日本においては、この治療費は自宅付近でも旅行先でも、特別な治療やサービスを施している場合以外はどこの病院へ行ってもだいだい同じくらいの治療費です。ですから、安心して病院に行くことができます。

でも、この治療費が数万円から数十万円を支払わなくてはならなくなったら、あなたはすぐに病院へ行って治療を受けるでしょうか?

TPPで日本の医療や保険制度は崩壊の危機にあうのか?

TPP(環太平洋戦略的経済連携協定)に参加することで、日本の医療や保険制度は崩壊の危機にあう可能性があるのかどうかを考えてみましょう。

そもそもこの医療の自由化とはどんな事を指すのでしょうか。現在の日本では健康保険が適用されている「保険診療」と、「自由診療」の2つを一緒に受けることが禁止されています。

これは何故かというと例えば健康で病院や薬が必要ない人が、他人の治療の分の負担をしたくなかった場合に健康保険をやめてしまい、必要な時だけ「自由診療」でその満額を払うことにしてしまう可能性があるからです。

健康保険の加入者が高額の医療をうけている人ばかりになれば、当然毎月の支払う掛け金も増えてしまうので健康保険の制度が崩れてしまいます。ですから、健康保険の加入を義務付けられて、みんなで医療費を負担しているわけです。

これが自分で自由に選択できるようになってしまうと、公的な健康保険をやめて自分に都合の良い民間の保険へ移行してしまう人がいるかもしれません。そうなると医療費の自己負担がドンドン増えてしまいます。

TPPの参加で起こる日本の医療崩壊を防ぐ方法

ここで考えなくてはいけないのは、国民性です。よく考えてみてください。日本はすでに公的機関と民間との両方が共存しているものがたくさんあります。そのいい例が教育です。教育はなくてはならないものです。
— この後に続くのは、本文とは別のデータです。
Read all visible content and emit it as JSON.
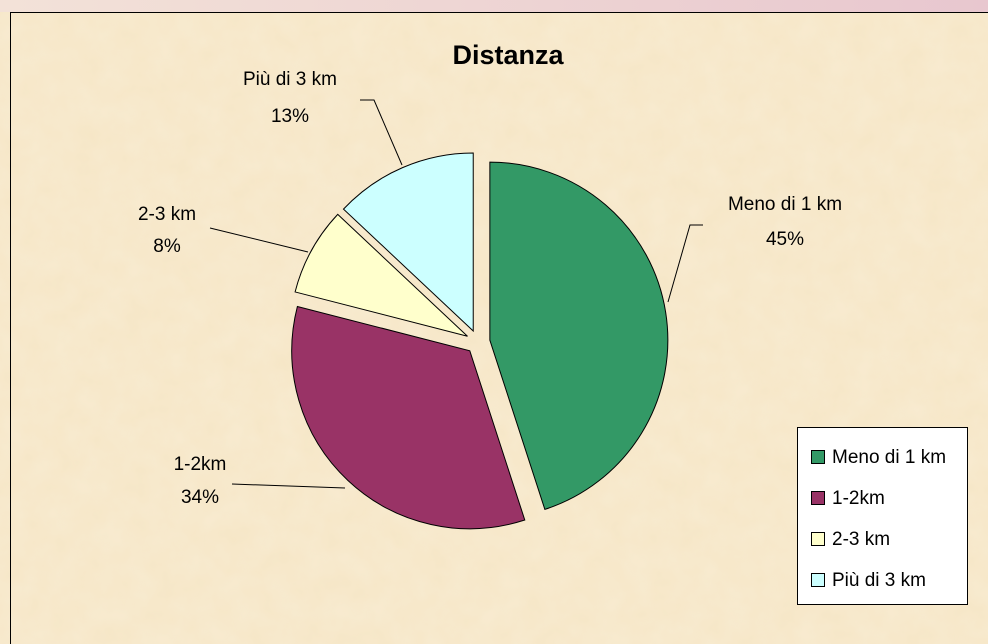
{
  "chart_data": {
    "type": "pie",
    "title": "Distanza",
    "categories": [
      "Meno di 1 km",
      "1-2km",
      "2-3 km",
      "Più di 3 km"
    ],
    "values": [
      45,
      34,
      8,
      13
    ],
    "value_labels": [
      "45%",
      "34%",
      "8%",
      "13%"
    ],
    "colors": [
      "#339966",
      "#993366",
      "#ffffcc",
      "#ccffff"
    ],
    "legend": "right"
  }
}
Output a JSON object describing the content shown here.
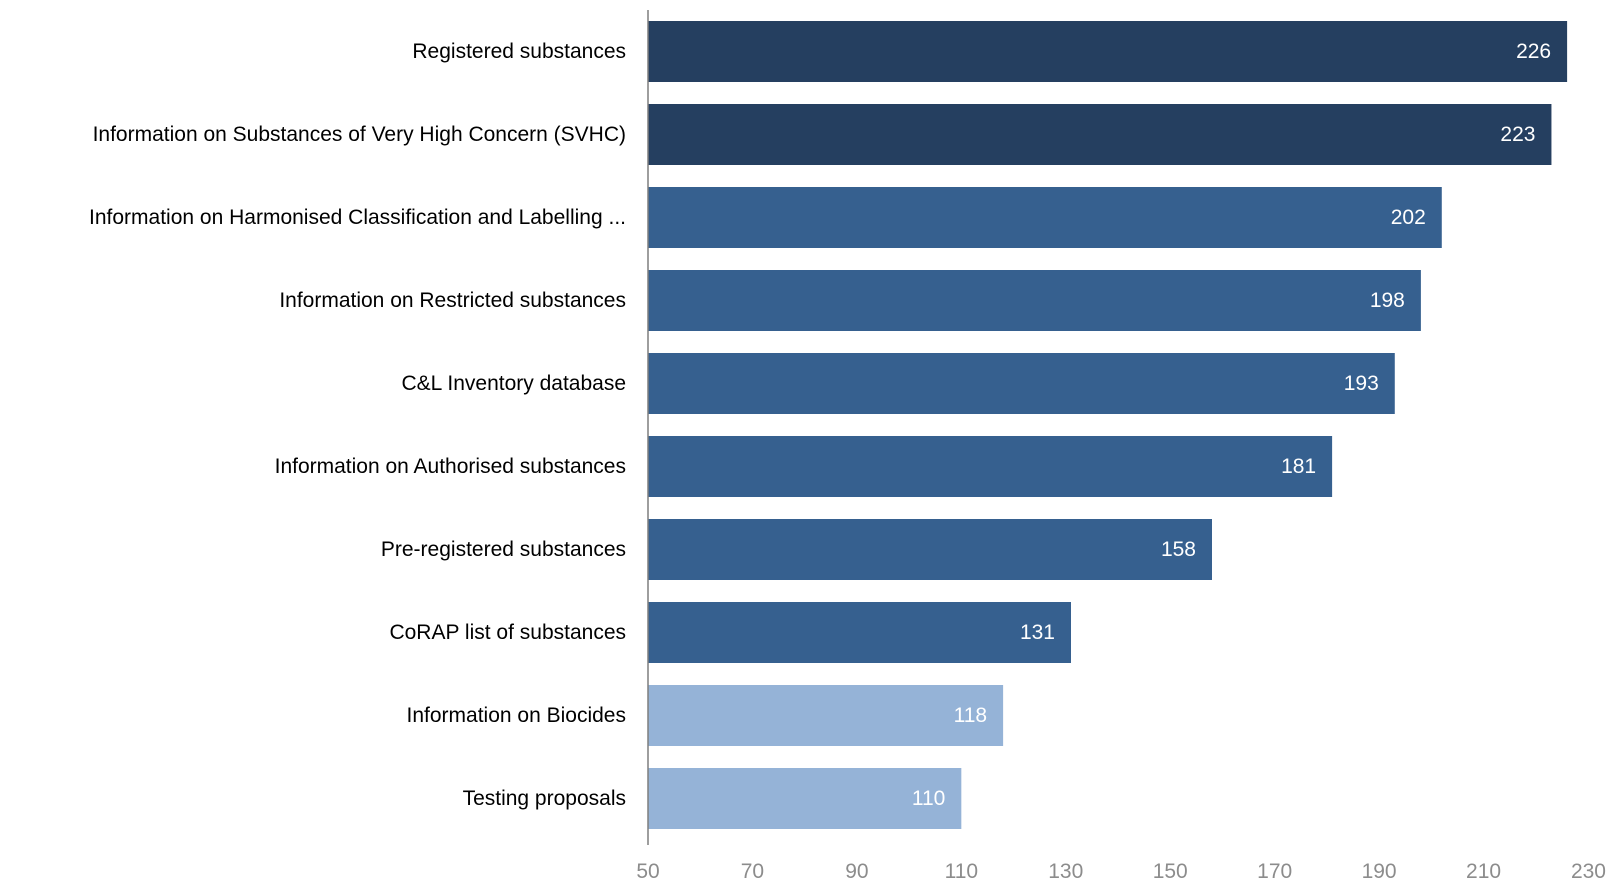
{
  "chart_data": {
    "type": "bar",
    "orientation": "horizontal",
    "categories": [
      "Registered substances",
      "Information on Substances of Very High Concern (SVHC)",
      "Information on Harmonised Classification and Labelling ...",
      "Information on Restricted substances",
      "C&L Inventory database",
      "Information on Authorised substances",
      "Pre-registered substances",
      "CoRAP list of substances",
      "Information on Biocides",
      "Testing proposals"
    ],
    "values": [
      226,
      223,
      202,
      198,
      193,
      181,
      158,
      131,
      118,
      110
    ],
    "data_labels": [
      "226",
      "223",
      "202",
      "198",
      "193",
      "181",
      "158",
      "131",
      "118",
      "110"
    ],
    "bar_colors": [
      "#253f60",
      "#253f60",
      "#36608f",
      "#36608f",
      "#36608f",
      "#36608f",
      "#36608f",
      "#36608f",
      "#95b3d7",
      "#95b3d7"
    ],
    "xlim": [
      50,
      230
    ],
    "xticks": [
      50,
      70,
      90,
      110,
      130,
      150,
      170,
      190,
      210,
      230
    ],
    "xtick_labels": [
      "50",
      "70",
      "90",
      "110",
      "130",
      "150",
      "170",
      "190",
      "210",
      "230"
    ],
    "title": "",
    "xlabel": "",
    "ylabel": "",
    "grid": false,
    "legend": "none",
    "colors": {
      "axis_line": "#7f7f7f",
      "tick_text": "#8c8c8c",
      "category_text": "#000000",
      "value_text": "#ffffff"
    }
  }
}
もし先にあげたことのように教育も当てはめるならば、学校に使われる税金に学校に行かない人から苦情が出て公的な学校はなりたたなくなります。でも、日本で1番と認められる大学は「東京大学」で国立大学です。また、各都道府県の高校においても、公立と私立で利用者の階層が真っ二つに分かれることもないように思えます。

また価格の自由競争だからといって、企業がどんどん値段を釣り上げるでしょうか?同じようなチョコレートを各社がこぞって数万円に値上げするなんてこともあった試しがありません。

医療が高くなることを心配するよりも、医療の内容や薬に対しての知識を持って、不必要な治療や薬は受け取らないなどの習慣を普段からつけておくことがまず先決です。
高くて儲けのある薬ばかりを処方する病院は選ばないなどしていけば、あこぎな儲けを取る病院は患者数が減り経営を見直さなくてはならないでしょう。

個人のレベルでもみんながモラルをもつことで今の日本の良い医療制度も残すことができると思います。